Does anyone see the unshed tears threatening to cascade down my cheeks?
Does anyone notice the broken pieces of my heart, scattered about me?
Does anyone care that I feel lost and alone and so unsure of the journey ahead?
Hagar wondered about this, too. Hagar, an Egyptian servant, given to Abram by his wife in order to produce an heir. Hagar, used, abused and rejected, reacted in brokenness toward Sarai once Hagar became pregnant. Scripture says it got so bad, she was treated so harshly, that she finally ran away (Genesis 16:6).
Have you ever felt so overwhelmed and unsure that escape felt like the only answer? So fearful and broken that you were convinced nothing good would come your way? Yeah? Me, too. But there’s good news for us, just as there was good news for Hagar.
Dear Friend, read that again . . . The angel of the Lord FOUND Hagar…she thought she had run away, but God still found her. He saw her, and He sees you, too.
“I can never escape from your Spirit! I can never get away from your presence!” (Psalm 139:7, NLT)
God not only saw her, He had a word for her, too.
“Then the angel of the Lord said to her, ‘Return to your mistress, and submit to her authority.’” (Genesis 16:9, NLT)

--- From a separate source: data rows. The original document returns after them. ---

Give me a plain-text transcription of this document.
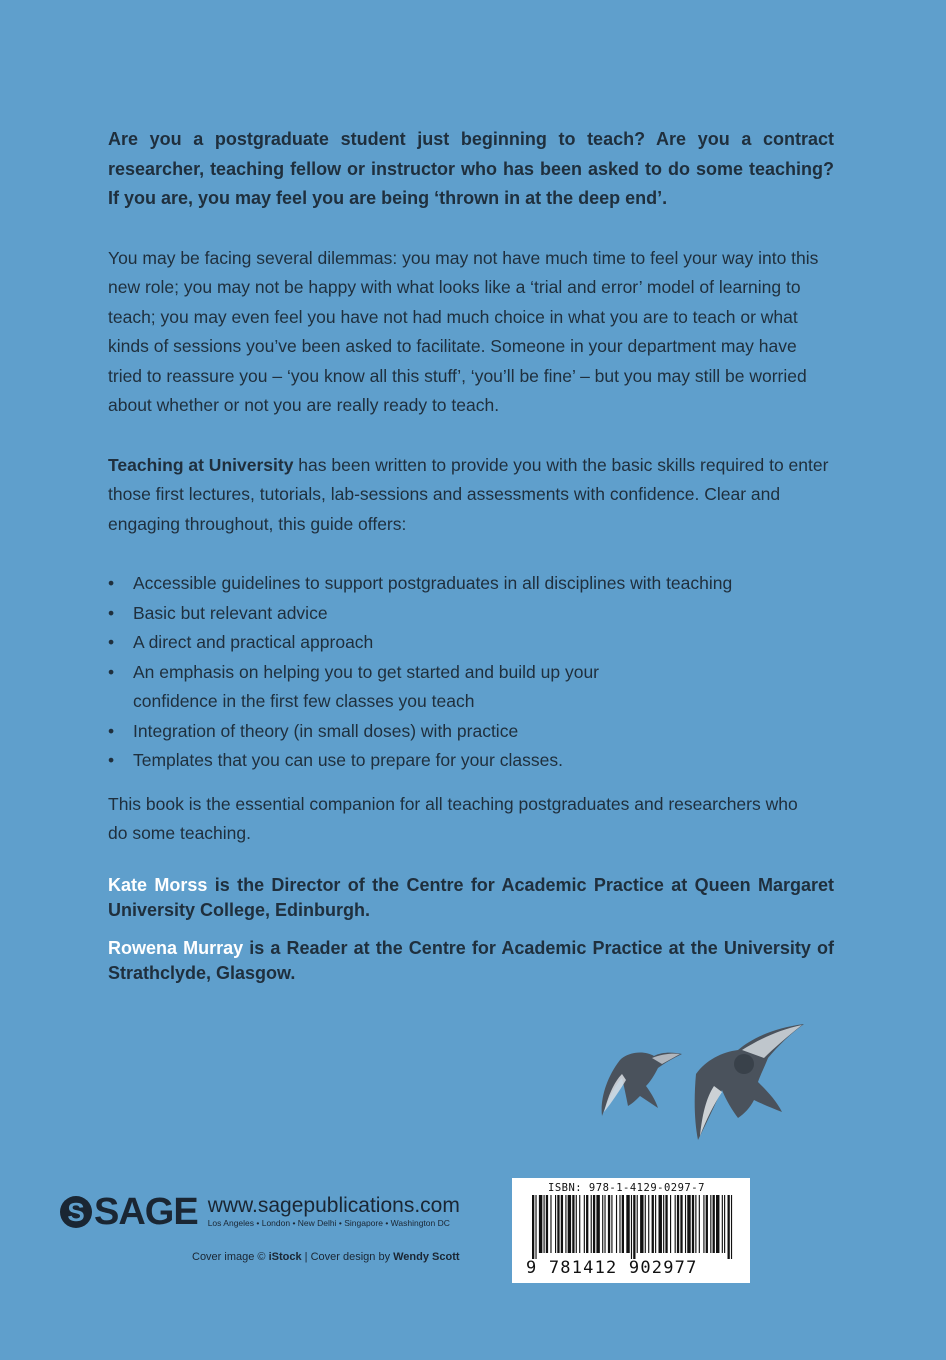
Are you a postgraduate student just beginning to teach? Are you a contract researcher, teaching fellow or instructor who has been asked to do some teaching? If you are, you may feel you are being ‘thrown in at the deep end’.

You may be facing several dilemmas: you may not have much time to feel your way into this new role; you may not be happy with what looks like a ‘trial and error’ model of learning to teach; you may even feel you have not had much choice in what you are to teach or what kinds of sessions you’ve been asked to facilitate. Someone in your department may have tried to reassure you – ‘you know all this stuff’, ‘you’ll be fine’ – but you may still be worried about whether or not you are really ready to teach.

Teaching at University has been written to provide you with the basic skills required to enter those first lectures, tutorials, lab-sessions and assessments with confidence. Clear and engaging throughout, this guide offers:

• Accessible guidelines to support postgraduates in all disciplines with teaching
• Basic but relevant advice
• A direct and practical approach
• An emphasis on helping you to get started and build up your confidence in the first few classes you teach
• Integration of theory (in small doses) with practice
• Templates that you can use to prepare for your classes.

This book is the essential companion for all teaching postgraduates and researchers who do some teaching.

Kate Morss is the Director of the Centre for Academic Practice at Queen Margaret University College, Edinburgh.

Rowena Murray is a Reader at the Centre for Academic Practice at the University of Strathclyde, Glasgow.

S SAGE www.sagepublications.com
Los Angeles • London • New Delhi • Singapore • Washington DC
Cover image © iStock | Cover design by Wendy Scott
ISBN: 978-1-4129-0297-7
9 781412 902977
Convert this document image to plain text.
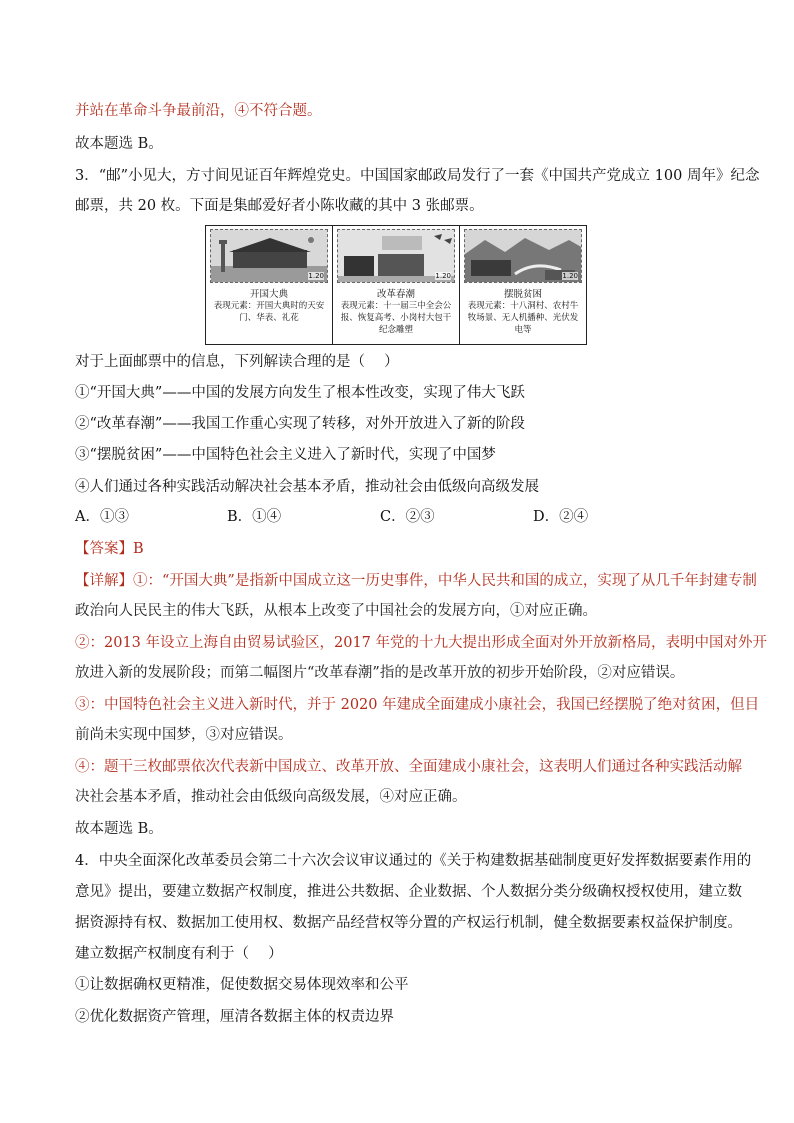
并站在革命斗争最前沿，④不符合题。
故本题选 B。
3．“邮”小见大，方寸间见证百年辉煌党史。中国国家邮政局发行了一套《中国共产党成立 100 周年》纪念
邮票，共 20 枚。下面是集邮爱好者小陈收藏的其中 3 张邮票。
1.20
开国大典
表现元素：开国大典时的天安门、华表、礼花
1.20
改革春潮
表现元素：十一届三中全会公报、恢复高考、小岗村大包干纪念雕塑
1.20
摆脱贫困
表现元素：十八洞村、农村牛牧场景、无人机播种、光伏发电等
对于上面邮票中的信息，下列解读合理的是（　 ）
①“开国大典”——中国的发展方向发生了根本性改变，实现了伟大飞跃
②“改革春潮”——我国工作重心实现了转移，对外开放进入了新的阶段
③“摆脱贫困”——中国特色社会主义进入了新时代，实现了中国梦
④人们通过各种实践活动解决社会基本矛盾，推动社会由低级向高级发展
A．①③	B．①④	C．②③	D．②④
【答案】B
【详解】①：“开国大典”是指新中国成立这一历史事件，中华人民共和国的成立，实现了从几千年封建专制
政治向人民民主的伟大飞跃，从根本上改变了中国社会的发展方向，①对应正确。
②：2013 年设立上海自由贸易试验区，2017 年党的十九大提出形成全面对外开放新格局，表明中国对外开
放进入新的发展阶段；而第二幅图片“改革春潮”指的是改革开放的初步开始阶段，②对应错误。
③：中国特色社会主义进入新时代，并于 2020 年建成全面建成小康社会，我国已经摆脱了绝对贫困，但目
前尚未实现中国梦，③对应错误。
④：题干三枚邮票依次代表新中国成立、改革开放、全面建成小康社会，这表明人们通过各种实践活动解
决社会基本矛盾，推动社会由低级向高级发展，④对应正确。
故本题选 B。
4．中央全面深化改革委员会第二十六次会议审议通过的《关于构建数据基础制度更好发挥数据要素作用的
意见》提出，要建立数据产权制度，推进公共数据、企业数据、个人数据分类分级确权授权使用，建立数
据资源持有权、数据加工使用权、数据产品经营权等分置的产权运行机制，健全数据要素权益保护制度。
建立数据产权制度有利于（　 ）
①让数据确权更精准，促使数据交易体现效率和公平
②优化数据资产管理，厘清各数据主体的权责边界
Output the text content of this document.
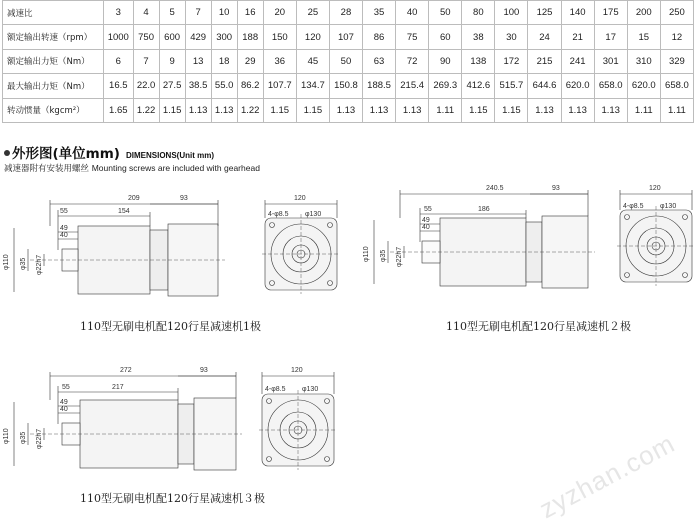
减速比	3	4	5	7	10	16	20	25	28	35	40	50	80	100	125	140	175	200	250
额定输出转速（rpm）	1000	750	600	429	300	188	150	120	107	86	75	60	38	30	24	21	17	15	12
额定输出力矩（Nm）	6	7	9	13	18	29	36	45	50	63	72	90	138	172	215	241	301	310	329
最大输出力矩（Nm）	16.5	22.0	27.5	38.5	55.0	86.2	107.7	134.7	150.8	188.5	215.4	269.3	412.6	515.7	644.6	620.0	658.0	620.0	658.0
转动惯量（kgcm²）	1.65	1.22	1.15	1.13	1.13	1.22	1.15	1.15	1.13	1.13	1.13	1.11	1.15	1.15	1.13	1.13	1.13	1.11	1.11
外形图(单位mm) DIMENSIONS(Unit mm)
减速器附有安装用螺丝 Mounting screws are included with gearhead
209	93
55	154
49
40
φ110 φ35 φ22h7
120
4-φ8.5 φ130
110型无刷电机配120行星减速机1极
240.5	93
55	186
49
40
φ110 φ35 φ22h7
120
4-φ8.5 φ130
110型无刷电机配120行星减速机２极
272	93
55	217
49
40
φ110 φ35 φ22h7
120
4-φ8.5 φ130
110型无刷电机配120行星减速机３极	zyzhan.com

I wonder how she must have felt. Go back? Are you kidding? Yet before doubt crept in, God blessed her with a promise: “I will give you more descendants than you can count.” (Genesis 16:10, NLT) She would have a son and his name would be Ishmael, meaning “God hears.” Every day as she looked into her little boy’s eyes, she’d remember that God found her. Every time she spoke his name, she would remember that God heard her cry and answered.
God hears you, too.
Hagar experienced God’s presence so powerfully that she spoke a different name for Him: You are the God who sees me.
“Therefore, Hagar used another name to refer to the Lord, who had spoken to her. She said, ‘You are the God who sees me.’ She also said, ‘Have I truly seen the One who sees me?’ So that well was named Beer-lahai-roi, which means ‘well of the Living One who sees me.’”(Genesis 16:13, NLT)
Unsure of what your future holds?
God sees you.
Feeling abandoned, neglected, forgotten?
God knows you.
Longing to be known, fully accepted, warts and wrinkles and all?
God calls you His own.
His promises are for you. Every. single. one.As for eight-year-old me? It took a little while but I eventually made friends, good friends with whom I ate lunch and built lifelong memories, but I learned a valuable lesson, beginning that day.
I am never alone. And neither, dear one, are you.
Was there ever a time in your life when you felt alone? How did you respond?